于是孟饶竹也好好坐起来,衬衫下两条细长的腿盘在一起,双手规规矩矩地放在膝盖上,很认真地仰着一张小脸,打算和对方好好谈一下这些感情问题。
有很多在沈郁清二选一的事情中,孟饶竹是那个被没有选到的一。
比如在朋友聚会上,他会推掉和孟饶竹在这个时间上的约会。比如他把工作看得很重,在加班的时候会忘记还在等他送一把伞的孟饶竹。比如出差结束,他会以自我舒适的休息为前提,在没有休息好前,不会腾出一点时间给孟饶竹……
他总有太多比孟饶竹重要的事,无论家人朋友还是工作,这些不是轻急缓重也不是粗心大意,而是人下意识的趋利避害。

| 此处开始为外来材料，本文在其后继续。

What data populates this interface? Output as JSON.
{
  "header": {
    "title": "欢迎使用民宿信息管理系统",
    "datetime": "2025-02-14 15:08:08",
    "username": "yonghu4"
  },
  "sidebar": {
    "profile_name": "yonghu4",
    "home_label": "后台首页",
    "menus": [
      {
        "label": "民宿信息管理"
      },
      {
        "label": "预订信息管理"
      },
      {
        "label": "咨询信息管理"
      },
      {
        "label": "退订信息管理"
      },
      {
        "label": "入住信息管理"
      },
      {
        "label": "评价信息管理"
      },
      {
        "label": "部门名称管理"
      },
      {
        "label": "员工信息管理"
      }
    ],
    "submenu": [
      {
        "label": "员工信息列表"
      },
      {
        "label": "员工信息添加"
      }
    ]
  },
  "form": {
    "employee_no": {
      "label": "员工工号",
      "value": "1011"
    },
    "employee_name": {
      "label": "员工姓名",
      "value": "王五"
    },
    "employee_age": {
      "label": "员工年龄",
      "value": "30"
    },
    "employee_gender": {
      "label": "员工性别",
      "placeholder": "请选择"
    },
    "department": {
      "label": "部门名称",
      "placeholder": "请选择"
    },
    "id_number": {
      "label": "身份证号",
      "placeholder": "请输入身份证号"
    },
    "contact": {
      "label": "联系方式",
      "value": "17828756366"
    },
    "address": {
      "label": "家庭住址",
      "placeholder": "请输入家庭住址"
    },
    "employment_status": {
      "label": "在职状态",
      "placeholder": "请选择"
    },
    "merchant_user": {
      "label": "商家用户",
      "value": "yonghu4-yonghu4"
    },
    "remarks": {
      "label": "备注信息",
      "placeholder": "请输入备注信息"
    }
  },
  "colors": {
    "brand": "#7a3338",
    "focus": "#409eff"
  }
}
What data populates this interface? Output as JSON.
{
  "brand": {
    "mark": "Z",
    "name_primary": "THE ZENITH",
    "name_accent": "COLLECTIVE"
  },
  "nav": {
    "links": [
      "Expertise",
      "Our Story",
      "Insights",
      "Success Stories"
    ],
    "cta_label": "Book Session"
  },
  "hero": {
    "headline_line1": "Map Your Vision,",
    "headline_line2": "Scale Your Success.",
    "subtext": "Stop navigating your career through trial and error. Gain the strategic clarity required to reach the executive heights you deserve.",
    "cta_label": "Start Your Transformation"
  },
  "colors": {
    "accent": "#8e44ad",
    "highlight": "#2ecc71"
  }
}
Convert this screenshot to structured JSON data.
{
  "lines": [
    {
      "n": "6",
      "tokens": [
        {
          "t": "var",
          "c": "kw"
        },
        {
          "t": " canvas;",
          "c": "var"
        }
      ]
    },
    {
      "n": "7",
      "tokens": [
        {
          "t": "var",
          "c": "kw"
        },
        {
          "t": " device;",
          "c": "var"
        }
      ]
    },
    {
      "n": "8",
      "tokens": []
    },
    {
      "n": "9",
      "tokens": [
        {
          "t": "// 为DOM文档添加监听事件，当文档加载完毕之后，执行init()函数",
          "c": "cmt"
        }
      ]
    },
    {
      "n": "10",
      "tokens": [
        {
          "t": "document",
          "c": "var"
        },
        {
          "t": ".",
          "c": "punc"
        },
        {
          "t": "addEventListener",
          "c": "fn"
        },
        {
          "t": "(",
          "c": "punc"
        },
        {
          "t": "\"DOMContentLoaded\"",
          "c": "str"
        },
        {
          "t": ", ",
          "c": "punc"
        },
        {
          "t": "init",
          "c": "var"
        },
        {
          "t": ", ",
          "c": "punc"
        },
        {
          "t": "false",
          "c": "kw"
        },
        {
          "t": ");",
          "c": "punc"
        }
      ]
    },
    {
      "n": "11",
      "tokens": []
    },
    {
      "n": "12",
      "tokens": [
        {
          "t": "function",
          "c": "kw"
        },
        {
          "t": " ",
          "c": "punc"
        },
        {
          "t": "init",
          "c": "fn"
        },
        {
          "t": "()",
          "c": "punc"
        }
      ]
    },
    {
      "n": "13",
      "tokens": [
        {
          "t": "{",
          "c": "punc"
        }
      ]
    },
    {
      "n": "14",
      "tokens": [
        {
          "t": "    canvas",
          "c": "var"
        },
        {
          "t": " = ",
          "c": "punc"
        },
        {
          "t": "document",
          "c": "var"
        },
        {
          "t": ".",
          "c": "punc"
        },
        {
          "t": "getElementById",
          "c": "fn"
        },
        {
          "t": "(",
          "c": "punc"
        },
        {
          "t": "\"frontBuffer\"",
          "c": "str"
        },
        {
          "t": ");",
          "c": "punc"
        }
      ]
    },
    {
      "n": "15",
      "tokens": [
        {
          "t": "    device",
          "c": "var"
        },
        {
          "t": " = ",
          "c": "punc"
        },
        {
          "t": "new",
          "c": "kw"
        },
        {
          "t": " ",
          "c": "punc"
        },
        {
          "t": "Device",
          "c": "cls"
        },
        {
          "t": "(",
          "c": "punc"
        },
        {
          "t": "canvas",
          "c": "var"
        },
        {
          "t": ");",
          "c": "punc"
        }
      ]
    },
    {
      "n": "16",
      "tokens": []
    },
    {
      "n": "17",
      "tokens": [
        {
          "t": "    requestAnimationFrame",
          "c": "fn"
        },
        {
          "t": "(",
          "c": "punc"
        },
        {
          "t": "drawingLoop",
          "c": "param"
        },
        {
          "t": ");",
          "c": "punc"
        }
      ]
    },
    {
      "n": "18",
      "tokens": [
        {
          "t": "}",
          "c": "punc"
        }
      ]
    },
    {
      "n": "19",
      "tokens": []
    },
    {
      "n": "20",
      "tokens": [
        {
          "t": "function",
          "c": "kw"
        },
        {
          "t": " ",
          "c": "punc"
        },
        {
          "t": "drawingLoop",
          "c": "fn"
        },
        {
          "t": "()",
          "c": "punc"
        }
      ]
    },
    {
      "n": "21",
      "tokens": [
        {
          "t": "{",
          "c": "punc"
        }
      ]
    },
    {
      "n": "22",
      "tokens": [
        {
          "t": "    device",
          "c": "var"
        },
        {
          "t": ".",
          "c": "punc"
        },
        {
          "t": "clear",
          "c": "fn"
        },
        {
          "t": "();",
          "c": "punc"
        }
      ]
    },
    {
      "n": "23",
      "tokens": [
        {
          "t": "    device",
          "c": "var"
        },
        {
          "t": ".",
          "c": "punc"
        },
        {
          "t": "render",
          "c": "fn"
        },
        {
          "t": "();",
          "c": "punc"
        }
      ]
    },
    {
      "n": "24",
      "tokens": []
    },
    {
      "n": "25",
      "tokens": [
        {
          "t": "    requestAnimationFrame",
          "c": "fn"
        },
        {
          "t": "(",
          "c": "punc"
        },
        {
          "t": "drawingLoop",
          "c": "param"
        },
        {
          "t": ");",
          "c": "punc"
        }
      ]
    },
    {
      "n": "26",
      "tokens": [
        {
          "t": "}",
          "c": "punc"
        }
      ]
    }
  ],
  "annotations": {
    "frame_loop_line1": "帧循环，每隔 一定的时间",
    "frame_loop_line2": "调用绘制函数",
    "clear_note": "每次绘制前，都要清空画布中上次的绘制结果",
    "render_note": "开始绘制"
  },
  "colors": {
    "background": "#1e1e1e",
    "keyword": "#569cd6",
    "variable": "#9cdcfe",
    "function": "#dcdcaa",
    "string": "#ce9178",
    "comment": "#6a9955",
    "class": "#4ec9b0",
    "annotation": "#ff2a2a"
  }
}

但在另一方面上,他也做到了男朋友应该有的样子,会给他惊喜,在他们才刚刚在一起的时候,就愿意送他一架几十万的钢琴。记得孟饶竹喜欢吃什么不喜欢吃什么,知道他对什么过敏,会为他随口一句话跑遍整个城市只为买一份手工小馄饨,手机任孟饶竹随便翻,有很认真的对待这段恋爱。
因此孟饶竹并不认为那些没有在意到他的二选一是不上心的表现,也许是学长也不适应他们从学长学弟到恋爱关系的转换呢。再加上那些事情已经过去了,孟饶竹也不想再翻旧账了。
于是他以目前最让他不开心的,受委屈的,在派出所沈郁清让他的哥哥来接他的事为引子,要跟沈郁清两个人面对面地好好谈一下。毕竟他们才刚刚在一起,没有好好沟通的恋爱是没办法长久的。
但他回想这件事,不知道想到了什么,脸突然白了一下,似乎是幻觉,又闻到了那股温和厚重的乌木香。
因此他再开口时,眼皮垂下,很为难地咬了下嘴唇,颇有些在这样圣洁的谈心下,不该对对方有所隐瞒的坦诚。
“对不起,学长,我将你和你的哥哥认错了。上次在派出所的时候,我抱了你的哥哥,然后我又穿了他的衣服。因为在当时那个情况下我只能上他的车换他的衣服。还有今天,其实我没有课,我只是想要赶在你之前把他的衣服还给他。我觉得这样不太好,需要让你知道一下,对不起。”
他一口气说出来,两手搅紧,一对剪水秋瞳在紧张地仰望。像是犯错以后,既不跑也不走,而是做好了留在原地,等待那个最有资格审判他的人来审判他的准备。